In turn, Doctor of Historical Sciences, Head of the Department of the Institute of History of the Academy of Sciences of Uzbekistan Kakhramon Rajabov told about the increased public interest in the history of the armed struggle against the Soviet regime in Turkestan in 1918.

The patriotic ideas of anti-colonialism and independence put forward by the leader of the Turkestan Autonomy Mustafa Shokai at that time caused a broad national liberation movement that encompassed representatives of all social strata, all peoples of the region. Many of them gave their lives in the name of freedom of Turkestan.

Most of the ministers of the autonomous government of Turkestan, headed by Mustafa Shokai, had a higher legal education, which indicates their high competence. Members of the Provisional Government made a special appeal to the population in 1918.

In it, the entire population of Turkestan, regardless of race, nationality, religious affiliation, gender, age and political preferences, was called for unity and solidarity. Unfortunately, the activity of the first democratic people's Government did not last long.

The Bolsheviks saw him as a danger and sought to eliminate him as soon as possible.

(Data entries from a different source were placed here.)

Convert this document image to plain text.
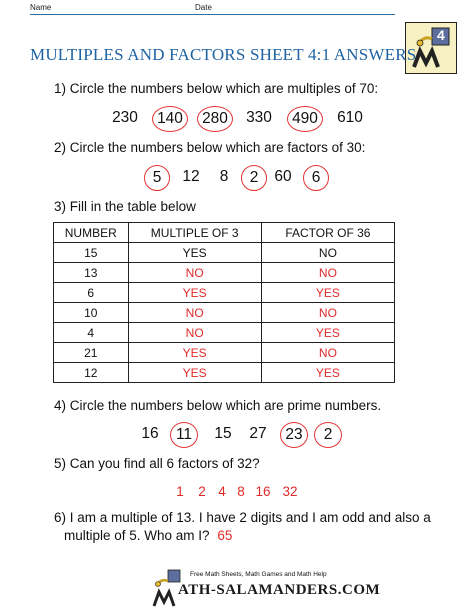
Name	Date
4
MULTIPLES AND FACTORS SHEET 4:1 ANSWERS
1) Circle the numbers below which are multiples of 70:
230	140	280	330	490	610
2) Circle the numbers below which are factors of 30:
5	12 8	2	60	6
3) Fill in the table below
NUMBER	MULTIPLE OF 3	FACTOR OF 36
15	YES	NO
13	NO	NO
6	YES	YES
10	NO	NO
4	NO	YES
21	YES	NO
12	YES	YES
4) Circle the numbers below which are prime numbers.
16	11	15 27	23	2
5) Can you find all 6 factors of 32?
1 2 4 8 16 32
6) I am a multiple of 13. I have 2 digits and I am odd and also a
multiple of 5. Who am I? 65
Free Math Sheets, Math Games and Math Help
ATH-SALAMANDERS.COM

Mustafa Shokai is a prominent figure of the Kazakh national liberation movement, said Alexander Kadyrbayev, Doctor of Historical Sciences, Professor of the Institute of Oriental Studies of the Russian Academy of Sciences.

The decisions on self-determination of Turkestan in 1917 did not contradict Lenin's decrees and were in line with the national liberation movement of those years when all the peoples of the former Russian Empire began to declare autonomy.

Dmitry Zhuravlev, Director of the Institute of Regional Problems of the Russian Federation, expressed an interesting idea. In his opinion, the value of the heritage of historical figures should be measured not only by political, but also by cultural components.

First of all, the transformation of the culture of individual groups and national formations into the culture of a single people is largely the merit of Mustafa Shokai.

He has done a lot for this both as a scientist and as a professional politician. Today we can talk about the states located on the territory of Central Asia, created on a solid cultural foundation, which was laid by Mustafa Shokai," D. Zhuravlev noted.

Thus, it can be considered that the creation of Turkestan autonomy was the first attempt at independent nation–building in Central Asia, and its leader Mustafa Shokai is a great fighter for the freedom of the people.